No se trata de una hagiografía. Valientemente los hijos de Caldera han decidido reconstruir sus ideas y acciones sin caer en descalificativos. Además del pacto mínimo, los cuarenta años de vida civil y democrática que se dieron en Venezuela fueron el producto de la relación y el conflicto de varias fuerzas políticas, especialmente la social democrática, la democrática cristiana y luego el socialismo democrático. Las tres fuerzas entendieron que debían dirimir sus diferencias dentro del tejido institucional republicano y así lo hicieron durante un buen tiempo, hasta que la crisis de los partidos, el personalismo populista y mesiánico, el problema petrolero, la irresponsabilidad de los medios, junto a la visión tecnocrática neoliberal de la política como empresa exclusivamente administrativa, fue socavando este pacto y ese sistema de conflictos y alianzas.

Caldera nunca votó por Chávez. Caldera nunca estuvo a favor de la constituyente y, cuando propició la posibilidad de reformar la constitución, muchos de los que hoy en día lo siguen criticando con obsesión se hicieron los locos. Caldera no pidió abstenerse a participar en las elecciones del Congreso en 2004, pero sí pidió reclamar por un CNE más justo y con reglas claras, haciendo un llamado de unión a la oposición para crear una alternativa viable.

Otra cosa que sí hizo Caldera, junto a otros grandes políticos, es haber liderado una de las fuerzas que mantuvo el pacto republicano, que fue reconocida a pulso y no por la bondad natural de Betancourt, tal como nos ponen algunos. Frente al telos nacional-popular de los adecos, que reencarnaba el peligro sectario y personalista del historicismo bolivariano y la nacionalización del marxismo, propuso la defensa de la institucionalidad y la pluralidad. Y frente al credo modernizador neoliberal, que reducía la política a términos económicos y administrativos, propuso el debate y la necesidad de no olvidar lo social.
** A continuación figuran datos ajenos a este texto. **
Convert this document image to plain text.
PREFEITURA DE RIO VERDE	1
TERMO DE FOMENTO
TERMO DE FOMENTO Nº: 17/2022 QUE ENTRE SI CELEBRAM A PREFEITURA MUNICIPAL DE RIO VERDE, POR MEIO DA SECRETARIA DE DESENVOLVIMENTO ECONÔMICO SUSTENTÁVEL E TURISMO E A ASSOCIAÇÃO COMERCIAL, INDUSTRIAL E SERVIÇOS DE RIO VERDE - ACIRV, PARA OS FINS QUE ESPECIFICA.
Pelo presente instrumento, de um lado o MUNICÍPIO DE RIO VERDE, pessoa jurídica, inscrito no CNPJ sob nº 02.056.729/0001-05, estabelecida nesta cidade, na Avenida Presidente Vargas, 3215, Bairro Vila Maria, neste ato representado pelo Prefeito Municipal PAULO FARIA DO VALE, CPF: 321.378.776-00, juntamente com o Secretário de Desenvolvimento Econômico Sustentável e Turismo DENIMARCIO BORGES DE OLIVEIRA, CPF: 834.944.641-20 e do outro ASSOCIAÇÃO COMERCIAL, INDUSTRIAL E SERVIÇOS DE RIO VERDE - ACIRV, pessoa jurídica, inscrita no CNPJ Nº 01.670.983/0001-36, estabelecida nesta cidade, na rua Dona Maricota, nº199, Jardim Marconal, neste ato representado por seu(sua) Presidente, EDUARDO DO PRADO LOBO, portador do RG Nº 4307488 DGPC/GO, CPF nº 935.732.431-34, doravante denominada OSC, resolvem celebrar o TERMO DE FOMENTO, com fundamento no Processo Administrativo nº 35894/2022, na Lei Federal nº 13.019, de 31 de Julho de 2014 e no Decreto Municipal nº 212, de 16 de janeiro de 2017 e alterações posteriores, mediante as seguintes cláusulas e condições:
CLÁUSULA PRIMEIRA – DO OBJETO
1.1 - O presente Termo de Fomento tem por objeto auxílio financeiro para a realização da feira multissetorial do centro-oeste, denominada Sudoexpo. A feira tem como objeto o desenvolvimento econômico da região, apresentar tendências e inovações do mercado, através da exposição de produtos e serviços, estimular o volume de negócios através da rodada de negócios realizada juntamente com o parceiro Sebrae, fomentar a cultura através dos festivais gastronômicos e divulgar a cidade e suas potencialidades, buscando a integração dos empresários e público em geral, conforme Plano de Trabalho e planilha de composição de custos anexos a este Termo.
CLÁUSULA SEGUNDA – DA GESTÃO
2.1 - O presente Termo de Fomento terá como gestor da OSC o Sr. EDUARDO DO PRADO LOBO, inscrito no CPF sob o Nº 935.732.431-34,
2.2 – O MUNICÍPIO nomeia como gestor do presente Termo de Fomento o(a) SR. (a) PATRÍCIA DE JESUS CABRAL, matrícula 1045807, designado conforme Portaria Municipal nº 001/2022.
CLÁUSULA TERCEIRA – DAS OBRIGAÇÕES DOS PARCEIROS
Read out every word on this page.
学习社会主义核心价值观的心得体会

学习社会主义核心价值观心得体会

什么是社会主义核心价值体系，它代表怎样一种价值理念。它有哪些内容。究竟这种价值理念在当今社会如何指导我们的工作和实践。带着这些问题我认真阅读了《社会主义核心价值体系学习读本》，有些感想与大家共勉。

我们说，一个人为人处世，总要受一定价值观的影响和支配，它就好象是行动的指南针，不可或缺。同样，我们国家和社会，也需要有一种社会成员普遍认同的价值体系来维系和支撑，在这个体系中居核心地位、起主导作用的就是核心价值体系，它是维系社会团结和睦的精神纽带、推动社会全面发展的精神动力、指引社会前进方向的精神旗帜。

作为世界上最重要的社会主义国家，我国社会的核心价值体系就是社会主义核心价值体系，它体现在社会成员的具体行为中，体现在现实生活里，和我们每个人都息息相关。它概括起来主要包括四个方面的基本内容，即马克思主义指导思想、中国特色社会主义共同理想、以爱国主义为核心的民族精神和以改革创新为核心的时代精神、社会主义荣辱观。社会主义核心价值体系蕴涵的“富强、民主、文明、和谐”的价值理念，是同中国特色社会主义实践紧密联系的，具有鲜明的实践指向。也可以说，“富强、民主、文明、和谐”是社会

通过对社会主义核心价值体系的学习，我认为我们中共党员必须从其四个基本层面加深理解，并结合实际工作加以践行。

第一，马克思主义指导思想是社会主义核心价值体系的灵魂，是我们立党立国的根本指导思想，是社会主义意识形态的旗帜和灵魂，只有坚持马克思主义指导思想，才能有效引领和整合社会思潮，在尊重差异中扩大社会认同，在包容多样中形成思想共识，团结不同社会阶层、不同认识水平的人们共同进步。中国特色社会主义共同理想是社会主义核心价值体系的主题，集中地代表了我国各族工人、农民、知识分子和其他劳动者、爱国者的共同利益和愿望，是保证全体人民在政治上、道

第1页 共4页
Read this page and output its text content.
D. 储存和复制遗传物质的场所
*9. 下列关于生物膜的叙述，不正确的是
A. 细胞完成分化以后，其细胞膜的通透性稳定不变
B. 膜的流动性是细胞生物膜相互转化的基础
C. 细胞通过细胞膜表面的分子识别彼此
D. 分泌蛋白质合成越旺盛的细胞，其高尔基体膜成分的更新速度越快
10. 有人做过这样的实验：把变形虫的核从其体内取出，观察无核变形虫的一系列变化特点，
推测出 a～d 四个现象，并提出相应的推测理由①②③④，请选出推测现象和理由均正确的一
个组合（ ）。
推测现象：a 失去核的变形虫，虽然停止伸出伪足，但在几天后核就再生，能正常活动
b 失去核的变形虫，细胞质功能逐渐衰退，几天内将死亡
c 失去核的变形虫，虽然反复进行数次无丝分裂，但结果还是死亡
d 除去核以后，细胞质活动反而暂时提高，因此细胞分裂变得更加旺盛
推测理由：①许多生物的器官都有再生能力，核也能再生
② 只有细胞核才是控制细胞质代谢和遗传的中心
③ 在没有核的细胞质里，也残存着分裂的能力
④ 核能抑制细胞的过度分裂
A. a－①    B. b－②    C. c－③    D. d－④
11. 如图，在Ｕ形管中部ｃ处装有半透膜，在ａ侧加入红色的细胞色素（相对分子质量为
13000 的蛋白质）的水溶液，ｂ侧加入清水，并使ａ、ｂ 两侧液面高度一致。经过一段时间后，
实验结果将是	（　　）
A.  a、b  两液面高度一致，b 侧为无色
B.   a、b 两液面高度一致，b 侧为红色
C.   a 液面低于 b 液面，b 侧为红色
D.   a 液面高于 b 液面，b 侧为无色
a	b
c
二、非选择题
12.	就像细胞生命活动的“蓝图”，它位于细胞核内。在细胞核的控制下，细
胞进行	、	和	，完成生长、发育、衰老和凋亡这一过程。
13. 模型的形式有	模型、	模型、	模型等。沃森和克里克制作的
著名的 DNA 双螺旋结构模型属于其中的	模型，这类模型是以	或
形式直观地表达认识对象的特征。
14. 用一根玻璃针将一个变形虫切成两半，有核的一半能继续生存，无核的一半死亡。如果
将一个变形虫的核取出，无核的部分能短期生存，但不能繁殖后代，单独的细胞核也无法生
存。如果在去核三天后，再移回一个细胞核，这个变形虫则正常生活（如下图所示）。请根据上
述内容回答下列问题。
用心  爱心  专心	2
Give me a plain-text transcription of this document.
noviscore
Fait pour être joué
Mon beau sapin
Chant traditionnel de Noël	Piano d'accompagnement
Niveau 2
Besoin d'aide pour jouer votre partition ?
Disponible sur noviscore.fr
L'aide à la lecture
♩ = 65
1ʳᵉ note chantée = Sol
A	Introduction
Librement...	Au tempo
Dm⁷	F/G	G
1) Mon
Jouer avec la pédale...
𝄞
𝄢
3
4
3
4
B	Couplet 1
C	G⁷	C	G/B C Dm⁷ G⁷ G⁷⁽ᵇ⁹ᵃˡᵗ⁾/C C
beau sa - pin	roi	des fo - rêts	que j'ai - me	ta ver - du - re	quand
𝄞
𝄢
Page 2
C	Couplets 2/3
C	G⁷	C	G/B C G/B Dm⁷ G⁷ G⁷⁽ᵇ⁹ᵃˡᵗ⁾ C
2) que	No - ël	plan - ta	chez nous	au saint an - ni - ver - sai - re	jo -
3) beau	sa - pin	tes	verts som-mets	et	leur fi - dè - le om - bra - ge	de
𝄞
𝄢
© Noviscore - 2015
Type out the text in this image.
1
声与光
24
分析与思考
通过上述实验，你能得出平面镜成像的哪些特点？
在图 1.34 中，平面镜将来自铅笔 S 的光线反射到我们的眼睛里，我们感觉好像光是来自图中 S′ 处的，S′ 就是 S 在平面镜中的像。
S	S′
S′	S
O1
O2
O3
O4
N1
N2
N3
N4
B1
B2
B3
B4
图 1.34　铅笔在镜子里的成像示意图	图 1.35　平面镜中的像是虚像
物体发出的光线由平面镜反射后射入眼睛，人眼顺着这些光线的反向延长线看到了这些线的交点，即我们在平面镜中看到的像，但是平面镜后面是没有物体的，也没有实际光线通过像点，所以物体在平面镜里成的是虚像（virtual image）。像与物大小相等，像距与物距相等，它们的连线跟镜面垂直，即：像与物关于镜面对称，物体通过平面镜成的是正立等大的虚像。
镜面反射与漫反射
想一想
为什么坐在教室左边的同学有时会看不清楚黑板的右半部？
Como todo hombre, tuvo errores, al igual que Rómulo Betancourt, el mismo Teodoro Petkoff y muchos otros políticos venezolanos que hay que reconocer sin sectarismos. Lo importante es verlos dentro de un contexto más preciso y menos parcializado. El pasado no está para obedecer a los intereses de grupo. Está para sopesarlo con cuidado y ver qué lecciones nos sirven para entender mejor los tiempos que vivimos.